Kpeve, Oct. 23, GNA - Mr Joseph Amenowode, Volta Regional Minister, on Friday said government's commitment to improving quality of education through increased investment in infrastructure and methodology was inviolable.
He was speaking at a ceremony at Kpeve to formally hand over a six-unit classroom block built for the Kpeve Senior High School under government's emergency schools infrastructure programme. Mr Amenowode said six other projects under the programme, under which 21 classroom blocks was being constructed across the region, had been completed and would be handed over in due course. He said the Kpeve SHS project was a particularly challenging one because of the landscape, which could account for a higher cost. Mr Amenowode announced the approval of a girls' dormitory for the school and urged school authorities to go on an enrolment drive as the current numbers were low.
Mr Wilson Anumah, Managing Director of Wil-Elik Construction Firm, who put up the building, told journalists that despite the additional job of reinforcing the structure with beams, it was completed even before the stipulated three months deadline.
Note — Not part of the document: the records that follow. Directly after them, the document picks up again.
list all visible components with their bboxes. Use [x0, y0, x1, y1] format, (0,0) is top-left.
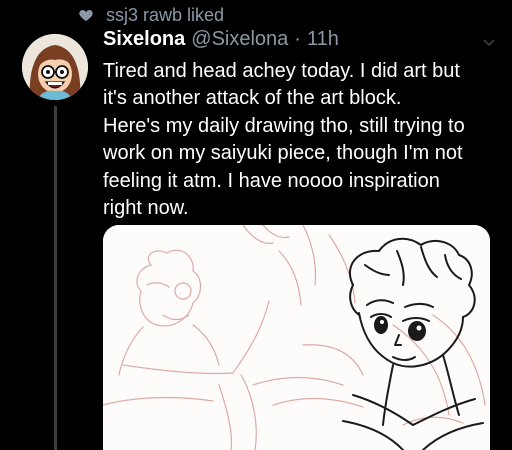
tweet-header: Sixelona @Sixelona · 11h: [103, 28, 339, 51]
separator: ·: [294, 28, 301, 50]
social-context-label: ssj3 rawb liked: [106, 4, 225, 25]
drawing-image: [103, 225, 490, 450]
display-name[interactable]: Sixelona: [103, 28, 185, 51]
handle[interactable]: @Sixelona: [191, 28, 288, 51]
avatar[interactable]: [22, 34, 88, 100]
timestamp[interactable]: 11h: [307, 28, 339, 51]
chevron-down-icon[interactable]: [482, 38, 496, 48]
tweet-text: Tired and head achey today. I did art bu…: [103, 60, 465, 220]
tweet-media[interactable]: [103, 225, 490, 450]
thread-line: [54, 106, 57, 450]
avatar-illustration: [22, 34, 88, 100]
social-context[interactable]: ssj3 rawb liked: [78, 3, 224, 27]
heart-icon: [79, 10, 93, 21]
Mr George Hansen, Resident Engineer of the Procurement Management Consultancy, supervising consultants, said the job was done to specification.
Regarding the contract edict that local artisans should be used on the job, he said skills levels and commitment had forced the contracting firm to bring workers from outside the local area, to meet the deadline. Togbe Adjei Agbai III, Gyasehene of Kpeve, while thanking government for giving priority to Kpeve SHS, cautioned students to resist painting the walls with graffiti.
"The block should not be used as a community centre or a brothel either," he stated.
Mr Sampson Kudaya, Headmaster of the School said the school, which started as community one in 1994 and absorbed into the public sector in 2001 urgently needed a library and administrative block.